系統:“有的。我原來認識的程修文,從來不會做這些複雜的事情。”
“他喜歡賺一點小錢,然後在系統空間裡面看那些好看的三次元小姐姐。”
“他總是將一切,人世間的桂全力拋出於腦後。”
“他經常掛在嘴邊的一句話,就是說,沒有什麽是永恆不朽的,大家最後迎接的都是死亡,那麽過程的燦爛,才是最重要的,而對一個人來說,燦爛來自於這個人的快樂程度。”
“可是你現在,就是往那些……你原先覺得不屑一顧的方向在發展。”
程修文眉目之間似乎閃過幾絲驚訝,
他沒有想到系統竟然不知不覺把自己看的這麽透。
真意外。
“我還是那個我,我從來沒有一點點的改變。”
程修文淡淡的說道:“你原先看到那個鹹魚的我,是因為我知道,我很安全。
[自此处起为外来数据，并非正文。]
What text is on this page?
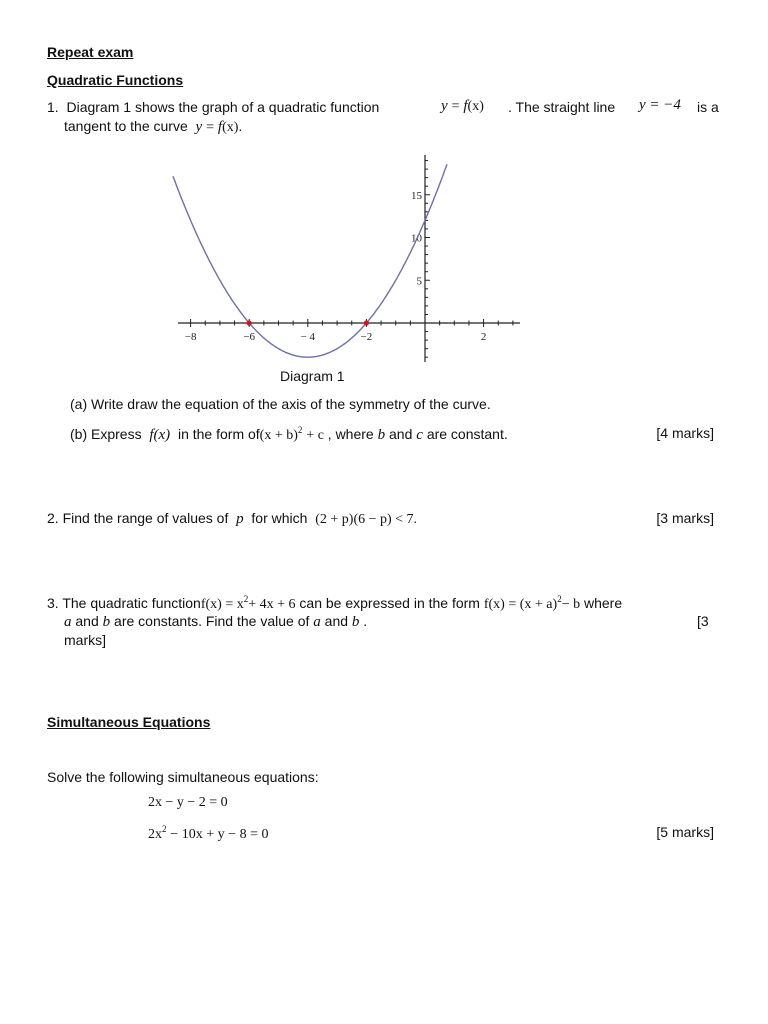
Repeat exam
Quadratic Functions
1. Diagram 1 shows the graph of a quadratic function	y = f(x) . The straight line y = −4 is a
tangent to the curve y = f(x).
−8	−6	− 4	−2	2
5
10
15
Diagram 1
(a) Write draw the equation of the axis of the symmetry of the curve.
(b) Express f(x) in the form $of(x + b)^2 + c$ , where b and c are constant.	[4 marks]
2. Find the range of values of p for which (2 + p)(6 − p) < 7.	[3 marks]
3. The quadratic functionf(x) = $x^2+ 4x + 6$ can be expressed in the form $f(x) = (x + a)^2- b$ where
a and b are constants. Find the value of a and b .	[3
marks]
Simultaneous Equations
Solve the following simultaneous equations:
2x − y − 2 = 0
$2x^2 - 10x + y - 8 = 0$	[5 marks]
”
“所有的生命都不可避免的走向死亡,包括我們身處的宇宙。”
“每一秒的過程都非常的精彩,但不代表,我喜歡讓我的過程變得沒有那麽的順心。”
“我既然已經來到這個時代,我甚至不能知道自己能不能回到原來的世界。”
“那麽,在完成我的目標之前,無論如何我是不能死去的。”
“所有有可能讓我感到麻煩的,都是我的敵人。”
這一刻,程修文的眼睛只有冷酷。